11 July 2016 | ajrcvr
Visually stunning, graphically beautiful, with a complex, gripping story
It is certainly true that the creators of the "Freezing" series wanted to create something that was serious and sexy, and they did exactly that mixing it with some sci-fi technology. That sci-fi only provides mechanisms for a plot and drama, but the series itself is actually about the people, the beautiful and sexy young women - called Pandoras - who are genetically modified to become powerful fighters and warriors to fight humanity's extra-dimensional enemies, the Nova. What the Nova exactly are and why they've come to fight humans on Earth is nebulous, but an unimportant concept. We only have to know that they are there, they kill people, and they have to be fought for humanity's survival. The gorgeous and scantily clad female warriors are aided by their ultra-loyal, young male counterparts to form a fighting team; the males are Limiters, who are able to counteract the Nova's freezing paralysis, or, alternatively, cast their own freezing field; this enables the young women to fight the Nova, who are still deadly with their freezing ability held in check.
Satellizer is one of the most powerful Pandora, and her partner, Kazuya, is a powerful Limiter, making them an effective team; it takes some difficulties for them to get there, but eventually they do. Much of the story is about Satellizer getting situated in the school with the other women. She is an astonishingly beautiful and sexy character who, despite that, becomes a sympathetic character that we want to see succeed in her life both as a Pandora and a person. Some of the high- powered females in the school give her a hard time, as you might imagine, with all that power and ego they possess which is necessary for them to put their lives on the line and fight some pretty scary and horrifying alien beasts. Satellizer has to grow up some more and come of age to be an effective Pandora fighter and develop into a normal, unaffected adult, which is difficult for her due to an abusive background, which we eventually get to see, and which has made her hateful of being touched by or intimate with anyone, giving her the moniker, "the untouchable queen."
The art is quite beautiful and the battle scenes graphic and moving as these young people risk their lives to fight off the alien enemy. But the strength of the series is the portrayal of the inter-relationships between the young females and males as they interact, go through real and dangerous training battles with each other, and try to find a way through all that to have some kind of normal life with friends and mates that they care about.

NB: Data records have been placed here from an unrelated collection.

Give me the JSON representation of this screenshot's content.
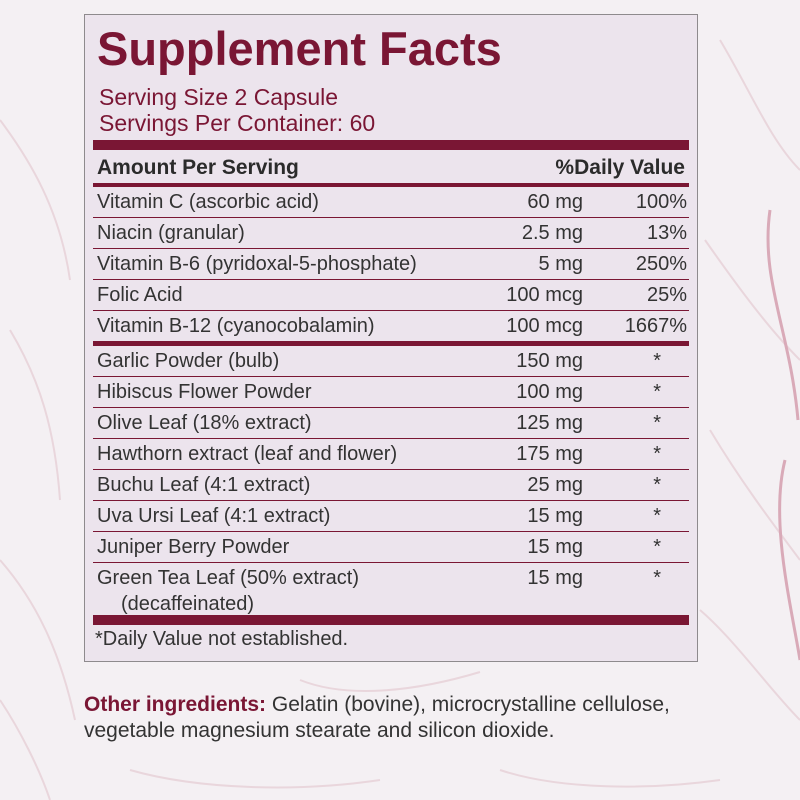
{
  "title": "Supplement Facts",
  "serving_size": "Serving Size 2 Capsule",
  "servings_per_container": "Servings Per Container: 60",
  "header": {
    "amount_per_serving": "Amount Per Serving",
    "daily_value": "%Daily Value"
  },
  "vitamins": [
    {
      "name": "Vitamin C (ascorbic acid)",
      "amount": "60 mg",
      "dv": "100%"
    },
    {
      "name": "Niacin (granular)",
      "amount": "2.5 mg",
      "dv": "13%"
    },
    {
      "name": "Vitamin B-6 (pyridoxal-5-phosphate)",
      "amount": "5 mg",
      "dv": "250%"
    },
    {
      "name": "Folic Acid",
      "amount": "100 mcg",
      "dv": "25%"
    },
    {
      "name": "Vitamin B-12 (cyanocobalamin)",
      "amount": "100 mcg",
      "dv": "1667%"
    }
  ],
  "herbals": [
    {
      "name": "Garlic Powder (bulb)",
      "amount": "150 mg",
      "dv": "*"
    },
    {
      "name": "Hibiscus Flower Powder",
      "amount": "100 mg",
      "dv": "*"
    },
    {
      "name": "Olive Leaf (18% extract)",
      "amount": "125 mg",
      "dv": "*"
    },
    {
      "name": "Hawthorn extract (leaf and flower)",
      "amount": "175 mg",
      "dv": "*"
    },
    {
      "name": "Buchu Leaf (4:1 extract)",
      "amount": "25 mg",
      "dv": "*"
    },
    {
      "name": "Uva Ursi Leaf (4:1 extract)",
      "amount": "15 mg",
      "dv": "*"
    },
    {
      "name": "Juniper Berry Powder",
      "amount": "15 mg",
      "dv": "*"
    },
    {
      "name": "Green Tea Leaf (50% extract)",
      "sub": "(decaffeinated)",
      "amount": "15 mg",
      "dv": "*"
    }
  ],
  "footnote": "*Daily Value not established.",
  "other_ingredients": {
    "label": "Other ingredients:",
    "text": "Gelatin (bovine), microcrystalline cellulose, vegetable magnesium stearate and silicon dioxide."
  },
  "colors": {
    "brand": "#7a1634",
    "panel": "#ece4ed",
    "background": "#f4f0f3"
  }
}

As a sci-fi author myself, who enjoys good anime - which this is - one can see that the creators worked hard to display this struggle between the characters, which is routine and difficult enough for normal teens, but is even more difficult for these modified, powerful teenagers who must sacrifice a lot to go to war against those deadly alien creatures, where they could easily die and in fact many have. The series is well-done, visually stunning, emotionally gripping at some points, and an adventure that should keep you glued to the story until the end. The sexiness and nudity of the females, where you would think it doesn't belong, is instead an integral part of the characters' persona, providing a positive developmental evolution for them in that environment; it is a necessity for these young, battling females, who must maintain their personal pride not only as warriors but as feminine females, always remaining youthful, attractive, and powerful, while it does give viewers an eyeful of feminine beauty they will not soon forget.